Japanese Art, Anime on Display at Tufts Gallery

Sacred Monsters: Everyday Animism in Contemporary Japanese Art and Anime

September 10-November 22, 2009

Public opening reception: September 17, 2009, 5:30-8pm

Oscar Saito Oiwa, Tunnel

Oscar Saito Oiwa, Tunnel, 2007. Oil on canvas, 227 x 333 cm. Courtesy of PPOW Gallery, New York, NY and the artist.

The following announcement is from the Tufts University Art Gallery:

The Tufts University Art Gallery presents Sacred Monsters: Everyday Animism in Contemporary Japanese Art and Anime, from September 10 to November 22, 2009. Co-curated by Gallery Director Amy Ingrid Schlegel and Jonathan Barracato, with advisors and Tufts professors Hosea Hirata, Charles Shiro Inouye, and Susan J. Napier, this exhibition includes twenty-one works by eight emerging and mid-career Japanese artists, as well as seven anime and one live action film screened continuously in the Gallery.

Monsters and spirits are prominent elements of Japanese culture, whose representations range from the truly grotesque to the “creepy cute.” Unlike in the Judeo-Christian tradition, this Other World (ikai) in Japanese Shinto belief is visibly and tangibly present, rather than physically removed and conceptually distant. The Shinto belief in animism—that all things are alive and imbued with sacred spirit – allows for a visual playfulness that has inspired incredible and sometimes incredulous artistic visions. Expression of this ancient, traditional belief is re-emerging in the contemporary period and taking flight in the wildly fanciful postmodern visions of more and more artists and anime directors, who commingle the ordinary and the extraordinary, the mundane and the divine.

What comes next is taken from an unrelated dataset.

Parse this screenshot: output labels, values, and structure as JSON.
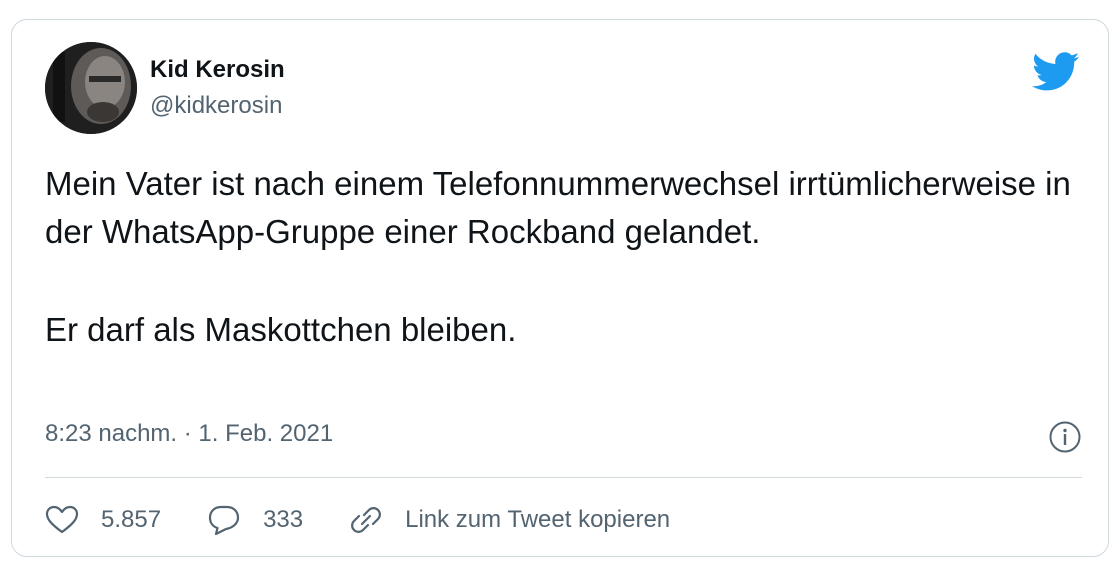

Chiho Aoshima’s anime-inspired work evokes a gothic realm of spirits and monsters that are neither anthropomorphic things or animals nor distorted, grotesque humans. A visit to the ancient Buddhist temple in Nara, Japan, at night sparked painter Nobuhiro Ishihara’s interest in investigating the legend of the deer-messenger. He reimagines the folkloric spirit as a wise but tormented kami (god).

Kenjiro Kitade’s earthenware sculptures of “sheep-children,” with human bodies and mismatched gas-masked, horned heads, symbolize a premature, foreboding intelligence of environmental disaster. Mahomi Kunikata paints scenes grounded in Japan’s traditional culture of matsuri (Shinto festivals). Her manga-esque drawing style and big-eyed characters are pastiches of contemporary and traditional social references.Tokyo Kamen, Noah’s Ark

Tomokazu Matsuyama re-presents the mythical protector creature known in Japan as the kirin. Japanese art has depicted this powerful yet peaceful beast as having the attributes of a deer, a dragon, and a unicorn. Matsuyama creates a monumental anime-inspired doll head with a miniature dollhouse inside.

Oscar Oiwa’s paintings compose strangely unpopulated cityscapes that seem animated by mysterious, unseen forces. Tunnels and passageways beckon us to foreboding realms we can only imagine.

Finally, fashion design duo Tokyo Kamen created a troupe of five life-size “monster dolls” made of brightly colored fake fur and decorative materials.